Coronavirus Poured A Lot Of Cold Water On Denver’s Once-Hot Housing Market

David Zalubowski/AP
A sign stands outside a home for sale in south Denver.

Denver real estate took a hit in April as the impact of the COVID-19 pandemic rippled through the housing market.

The number of new listings in the metro tumbled nearly 30 percent from March, according to a report from the Denver Metro Association of Realtors. They fell 37.8 percent compared to the same time last year, the report found. New contracts on homes dropped 45 percent compared to a year ago.

Social distancing measures that banned in-person showings and kept potential buyers locked down in their homes are behind the drop, said Jill Schafer, chair of the association’s trends committee and a broker for Kentwood Real Estate. Showings came to a standstill in mid-April, with sellers resorting to virtual tours and FaceTime to market their homes.

Schafer anticipates a relatively rapid recovery. Buyers have been locked out of Denver’s real estate market as demand persistently outpaces supply. 

“We went into the pandemic with record pricing and record interest in sales,” Schafer said in an interview. “This is a dip because of the unusual circumstances. I do think we will come back quickly.”

Showings surged when the most stringent guidelines under the state’s stay-at-home order were lifted in late April, according to the association’s data. Still, activity remains muted relative to the number of showings recorded before the lockdown began, and were down 50 percent last weekend compared with the first weekend in March, the data show.

The COVID-19 pandemic threatens nearly a decade of booming growth in Colorado’s real estate market, which has been one of the hottest in the U.S. Job losses and economic uncertainty will keep some buyers on the sidelines even when people are allowed to visit homes more freely.
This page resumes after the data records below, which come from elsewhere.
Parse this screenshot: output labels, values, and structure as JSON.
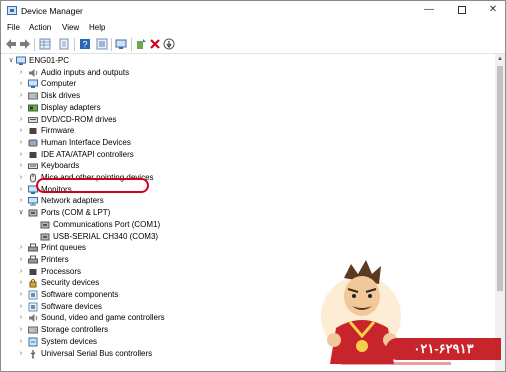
{
  "window": {
    "title": "Device Manager"
  },
  "menubar": {
    "file": "File",
    "action": "Action",
    "view": "View",
    "help": "Help"
  },
  "tree": {
    "root": "ENG01-PC",
    "items": [
      {
        "label": "Audio inputs and outputs",
        "icon": "speaker-icon",
        "expanded": false
      },
      {
        "label": "Computer",
        "icon": "computer-icon",
        "expanded": false
      },
      {
        "label": "Disk drives",
        "icon": "disk-icon",
        "expanded": false
      },
      {
        "label": "Display adapters",
        "icon": "display-adapter-icon",
        "expanded": false
      },
      {
        "label": "DVD/CD-ROM drives",
        "icon": "dvd-icon",
        "expanded": false
      },
      {
        "label": "Firmware",
        "icon": "firmware-icon",
        "expanded": false
      },
      {
        "label": "Human Interface Devices",
        "icon": "hid-icon",
        "expanded": false
      },
      {
        "label": "IDE ATA/ATAPI controllers",
        "icon": "ide-icon",
        "expanded": false
      },
      {
        "label": "Keyboards",
        "icon": "keyboard-icon",
        "expanded": false
      },
      {
        "label": "Mice and other pointing devices",
        "icon": "mouse-icon",
        "expanded": false
      },
      {
        "label": "Monitors",
        "icon": "monitor-icon",
        "expanded": false
      },
      {
        "label": "Network adapters",
        "icon": "network-icon",
        "expanded": false
      },
      {
        "label": "Ports (COM & LPT)",
        "icon": "port-icon",
        "expanded": true,
        "children": [
          {
            "label": "Communications Port (COM1)",
            "icon": "port-icon"
          },
          {
            "label": "USB-SERIAL CH340 (COM3)",
            "icon": "port-icon"
          }
        ]
      },
      {
        "label": "Print queues",
        "icon": "printer-icon",
        "expanded": false
      },
      {
        "label": "Printers",
        "icon": "printer-icon",
        "expanded": false
      },
      {
        "label": "Processors",
        "icon": "processor-icon",
        "expanded": false
      },
      {
        "label": "Security devices",
        "icon": "security-icon",
        "expanded": false
      },
      {
        "label": "Software components",
        "icon": "software-icon",
        "expanded": false
      },
      {
        "label": "Software devices",
        "icon": "software-icon",
        "expanded": false
      },
      {
        "label": "Sound, video and game controllers",
        "icon": "speaker-icon",
        "expanded": false
      },
      {
        "label": "Storage controllers",
        "icon": "storage-icon",
        "expanded": false
      },
      {
        "label": "System devices",
        "icon": "system-icon",
        "expanded": false
      },
      {
        "label": "Universal Serial Bus controllers",
        "icon": "usb-icon",
        "expanded": false
      }
    ]
  },
  "watermark": {
    "phone": "۰۲۱-۶۲۹۱۳"
  },
  "colors": {
    "highlight": "#d0021b",
    "banner": "#c8242c",
    "icon_blue": "#3a6ea5"
  }
}
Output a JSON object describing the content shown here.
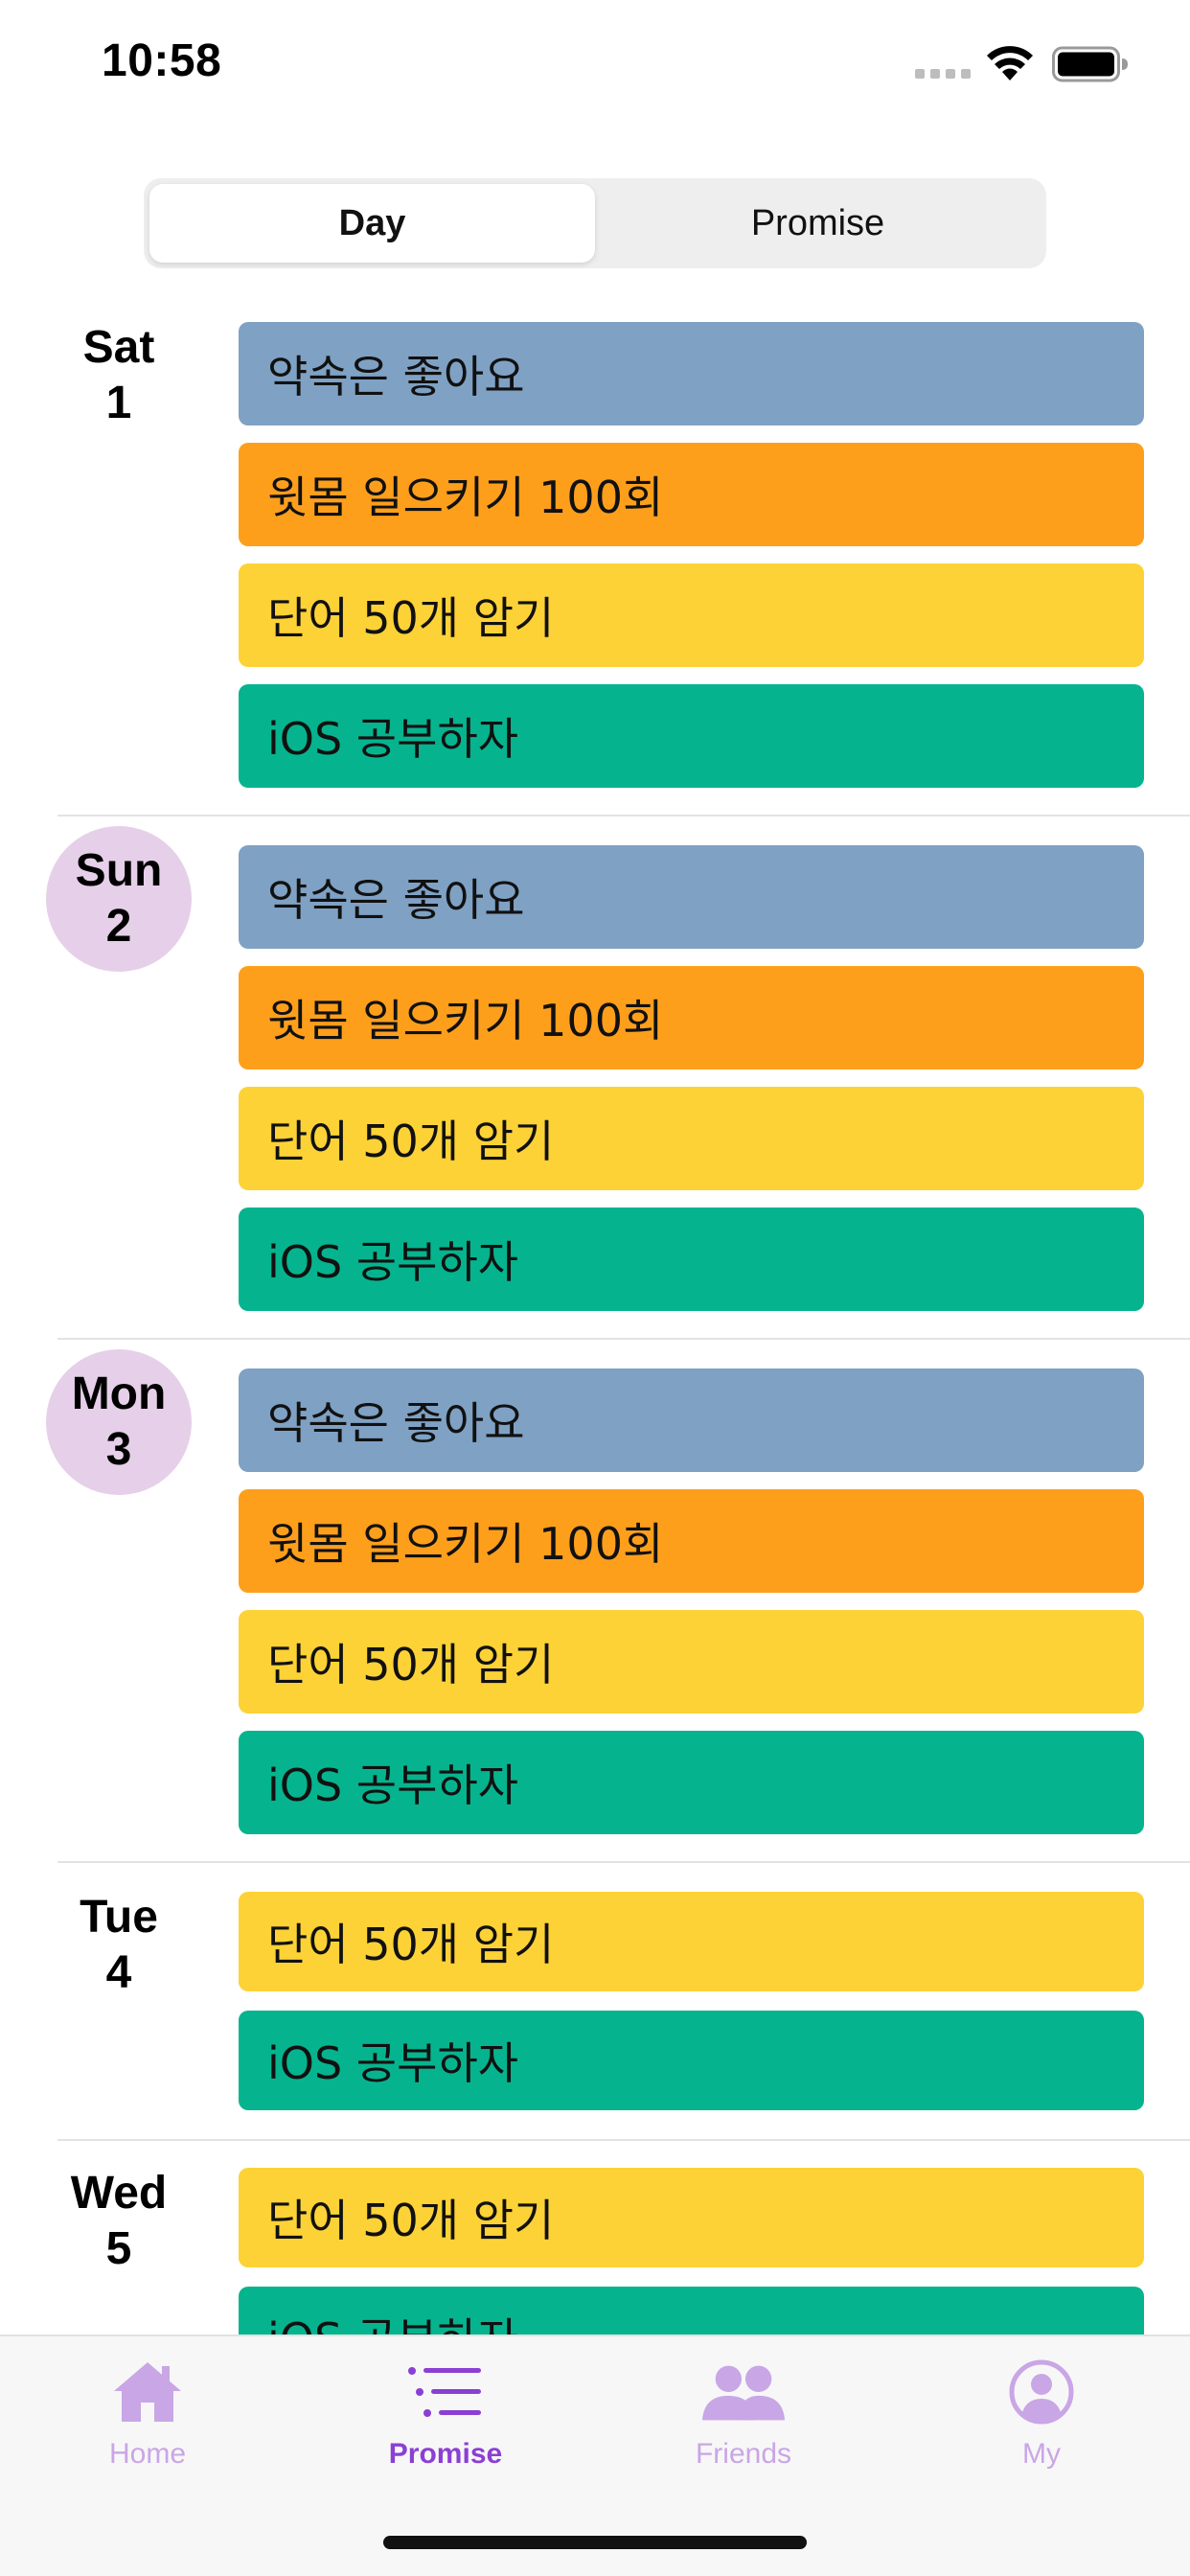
{
  "status": {
    "time": "10:58"
  },
  "segments": [
    {
      "label": "Day",
      "selected": true
    },
    {
      "label": "Promise",
      "selected": false
    }
  ],
  "colors": {
    "blue": "#7fa1c4",
    "orange": "#fe9f1c",
    "yellow": "#fdd236",
    "green": "#05b48e",
    "today_circle": "#e6cfe8",
    "tab_active": "#8b3fd4",
    "tab_inactive": "#c9a6e6"
  },
  "days": [
    {
      "weekday": "Sat",
      "day": "1",
      "circled": false,
      "promises": [
        {
          "title": "약속은 좋아요",
          "color": "#7fa1c4"
        },
        {
          "title": "윗몸 일으키기 100회",
          "color": "#fe9f1c"
        },
        {
          "title": "단어 50개 암기",
          "color": "#fdd236"
        },
        {
          "title": "iOS 공부하자",
          "color": "#05b48e"
        }
      ]
    },
    {
      "weekday": "Sun",
      "day": "2",
      "circled": true,
      "promises": [
        {
          "title": "약속은 좋아요",
          "color": "#7fa1c4"
        },
        {
          "title": "윗몸 일으키기 100회",
          "color": "#fe9f1c"
        },
        {
          "title": "단어 50개 암기",
          "color": "#fdd236"
        },
        {
          "title": "iOS 공부하자",
          "color": "#05b48e"
        }
      ]
    },
    {
      "weekday": "Mon",
      "day": "3",
      "circled": true,
      "promises": [
        {
          "title": "약속은 좋아요",
          "color": "#7fa1c4"
        },
        {
          "title": "윗몸 일으키기 100회",
          "color": "#fe9f1c"
        },
        {
          "title": "단어 50개 암기",
          "color": "#fdd236"
        },
        {
          "title": "iOS 공부하자",
          "color": "#05b48e"
        }
      ]
    },
    {
      "weekday": "Tue",
      "day": "4",
      "circled": false,
      "promises": [
        {
          "title": "단어 50개 암기",
          "color": "#fdd236"
        },
        {
          "title": "iOS 공부하자",
          "color": "#05b48e"
        }
      ]
    },
    {
      "weekday": "Wed",
      "day": "5",
      "circled": false,
      "promises": [
        {
          "title": "단어 50개 암기",
          "color": "#fdd236"
        },
        {
          "title": "iOS 공부하자",
          "color": "#05b48e"
        }
      ]
    }
  ],
  "tabs": [
    {
      "label": "Home",
      "icon": "house-icon",
      "active": false
    },
    {
      "label": "Promise",
      "icon": "list-icon",
      "active": true
    },
    {
      "label": "Friends",
      "icon": "people-icon",
      "active": false
    },
    {
      "label": "My",
      "icon": "person-circle-icon",
      "active": false
    }
  ]
}
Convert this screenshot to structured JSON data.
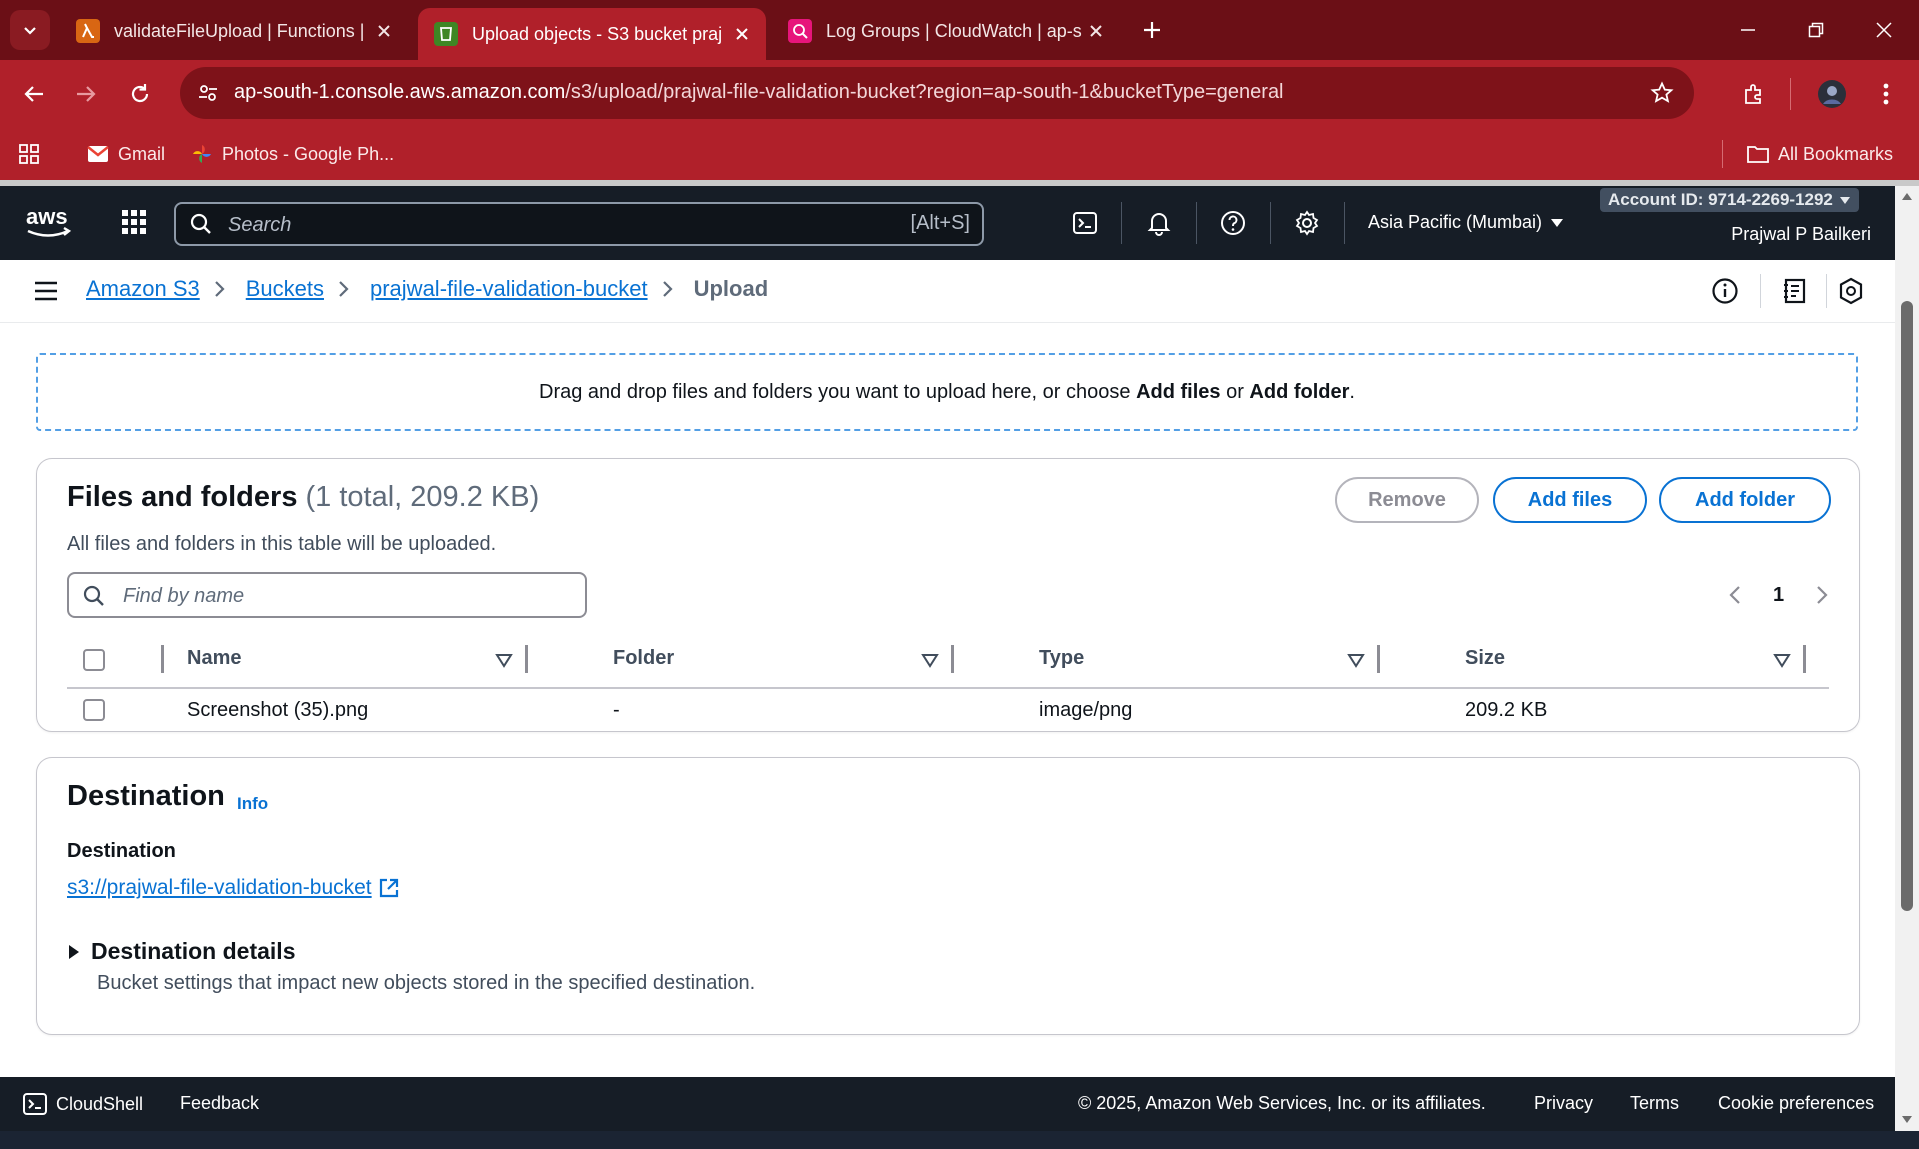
{
  "browser": {
    "tabs": [
      {
        "title": "validateFileUpload | Functions |",
        "active": false
      },
      {
        "title": "Upload objects - S3 bucket praj",
        "active": true
      },
      {
        "title": "Log Groups | CloudWatch | ap-s",
        "active": false
      }
    ],
    "url_host": "ap-south-1.console.aws.amazon.com",
    "url_path": "/s3/upload/prajwal-file-validation-bucket?region=ap-south-1&bucketType=general",
    "bookmarks": [
      {
        "label": "Gmail"
      },
      {
        "label": "Photos - Google Ph..."
      }
    ],
    "all_bookmarks": "All Bookmarks"
  },
  "aws_header": {
    "logo": "aws",
    "search_placeholder": "Search",
    "search_shortcut": "[Alt+S]",
    "region": "Asia Pacific (Mumbai)",
    "account": "Account ID: 9714-2269-1292",
    "user": "Prajwal P Bailkeri"
  },
  "breadcrumb": {
    "items": [
      "Amazon S3",
      "Buckets",
      "prajwal-file-validation-bucket"
    ],
    "current": "Upload"
  },
  "dropzone": {
    "text_start": "Drag and drop files and folders you want to upload here, or choose ",
    "add_files": "Add files",
    "or": " or ",
    "add_folder": "Add folder",
    "end": "."
  },
  "files_panel": {
    "title": "Files and folders",
    "count": "(1 total, 209.2 KB)",
    "description": "All files and folders in this table will be uploaded.",
    "remove_label": "Remove",
    "add_files_label": "Add files",
    "add_folder_label": "Add folder",
    "find_placeholder": "Find by name",
    "page": "1",
    "columns": [
      "Name",
      "Folder",
      "Type",
      "Size"
    ],
    "rows": [
      {
        "name": "Screenshot (35).png",
        "folder": "-",
        "type": "image/png",
        "size": "209.2 KB"
      }
    ]
  },
  "destination_panel": {
    "title": "Destination",
    "info": "Info",
    "label": "Destination",
    "link": "s3://prajwal-file-validation-bucket",
    "details_title": "Destination details",
    "details_desc": "Bucket settings that impact new objects stored in the specified destination."
  },
  "footer": {
    "cloudshell": "CloudShell",
    "feedback": "Feedback",
    "copyright": "© 2025, Amazon Web Services, Inc. or its affiliates.",
    "privacy": "Privacy",
    "terms": "Terms",
    "cookie": "Cookie preferences"
  },
  "colors": {
    "chrome_tabbar": "#6b0f16",
    "chrome_toolbar": "#b0202a",
    "aws_header": "#161d26",
    "link_blue": "#0972d3"
  }
}
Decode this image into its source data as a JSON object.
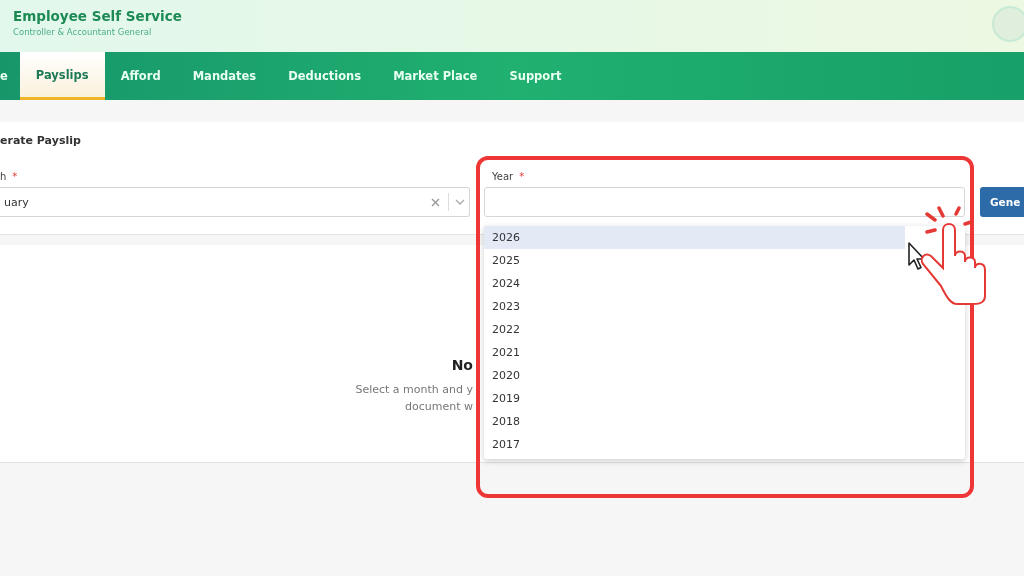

Prices in most segments of the Denver real estate market were largely stable, ticking up slightly over a year ago. But the average price fell from month to month.

The pandemic hit the luxury segment particularly hard. High-end buyers have seen declines in their stock holdings and tighter lending standards for large mortgages, according to the realtor association. Prices for homes priced at $1 million and above were down 33 percent compared to the previous month and 1 percent from a year ago, the report found.

For now, the metro area real estate market continues to be tilted in sellers’ favor for more modestly priced houses. There was less than one month of inventory for homes priced between $300,000 and $399,999 in April, according to the association. On the other end of the spectrum, there was more than seven months of inventory for condos priced at $1 million or more.

Overall, realtors are optimistic that people will buy homes during the peak summer selling season ahead, Schafer said.

“There will be some impact from the economic uncertainty, people losing their jobs, et cetera,” Schafer said. “I don’t know that that will have the biggest impact.”